The situation in Rakhine remains relatively stable with activities continuing throughout central and northern Rakhine. Though UNICEF retains access to most areas, for others—particularly agencies working in Maungdaw District (Maungdaw and Buthidaung Townships)—access remains challenging. For UNICEF and other organizations who are receiving access, there are still obstacles including the limited nature of access—for example geographic limitations or time-bound access authorization. In addition to bureaucratic impediments to reaching UNICEF-supported locations, monsoon season causes high winds making several camps more difficult to access due to rough seas. However, in large part, UNICEF’s emergency and development work in Rakhine State is proceeding.

Kachin and Shan

In Kachin and northern Shan, the fighting between the Myanmar Army and armed ethnic organizations has lessened from the peak earlier in the year, but continues. For more than two years, the Government has not permitted UN or international non-governmental organization staff to travel to areas beyond government control. This continues to limit the support agencies can provide directly to beneficiaries or capacity-building support to local organizations who are assisting approximately 40,000 displaced people. In Government-controlled areas, access also remains fraught with complications and some areas remain off limits. In July, over 3,500 people affected due to on-going fighting as reported by UNICEF staff from northern Shan State. While many returned home already, others remain in temporary shelters or monasteries and rely on the support of NGOs and local communities. UNICEF remains extremely concerned about the protection of civilians in these areas—especially children. Media reports indicate that some forced recruitment is ongoing. Though this cannot be independently verified, it highlights the need for neutral and impartial international actors to be allowed access to provide “protection by presence” and to support the most vulnerable.

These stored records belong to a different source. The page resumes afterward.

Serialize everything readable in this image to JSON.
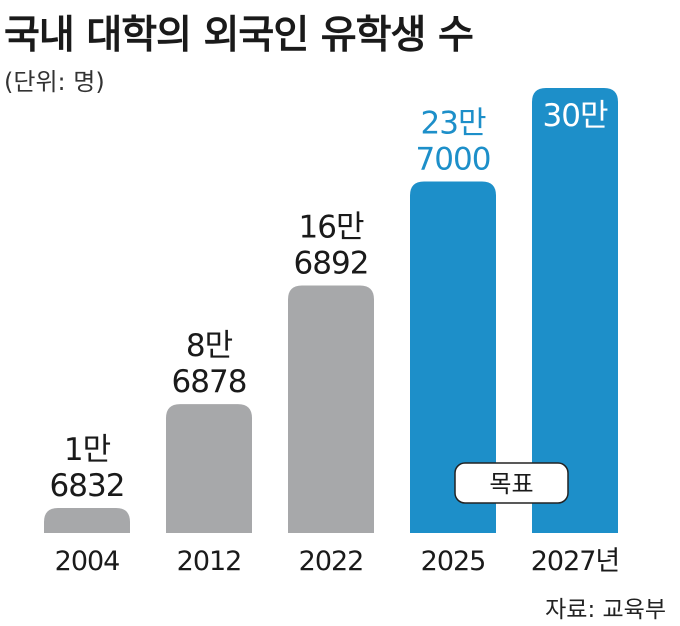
{
  "title": "국내 대학의 외국인 유학생 수",
  "unit": "(단위: 명)",
  "source": "자료: 교육부",
  "chart_data": {
    "type": "bar",
    "categories": [
      "2004",
      "2012",
      "2022",
      "2025",
      "2027년"
    ],
    "values": [
      16832,
      86878,
      166892,
      237000,
      300000
    ],
    "value_labels": [
      [
        "1만",
        "6832"
      ],
      [
        "8만",
        "6878"
      ],
      [
        "16만",
        "6892"
      ],
      [
        "23만",
        "7000"
      ],
      [
        "30만"
      ]
    ],
    "target_label": "목표",
    "ylim": [
      0,
      300000
    ],
    "grid": false,
    "colors": {
      "actual": "#a7a8aa",
      "target": "#1d8fc9",
      "text": "#1a1a1a"
    }
  }
}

Flooding in southern Myanmar

Flooding and strong winds have impacted communities in Ayerwaddy, Magway, Bago, Sagaing, Kaya, Kayin, Rakhine, Tanintharyi and Mon states. The government’s Department of Disaster Management reports that over 164,000 people were temporarily displaced. Many have been able to return home as flood waters subside, however number of river monitoring stations remain above emergency thresholds. UNICEF provided humanitarian assistance to flood-affected population in Bago, Kayin, Mon, Magway and Thanintharyi through the Department of Social Welfare and the Department of Rural Development. UNICEF is working with partners to assist families as they return home and begin cleanup activities.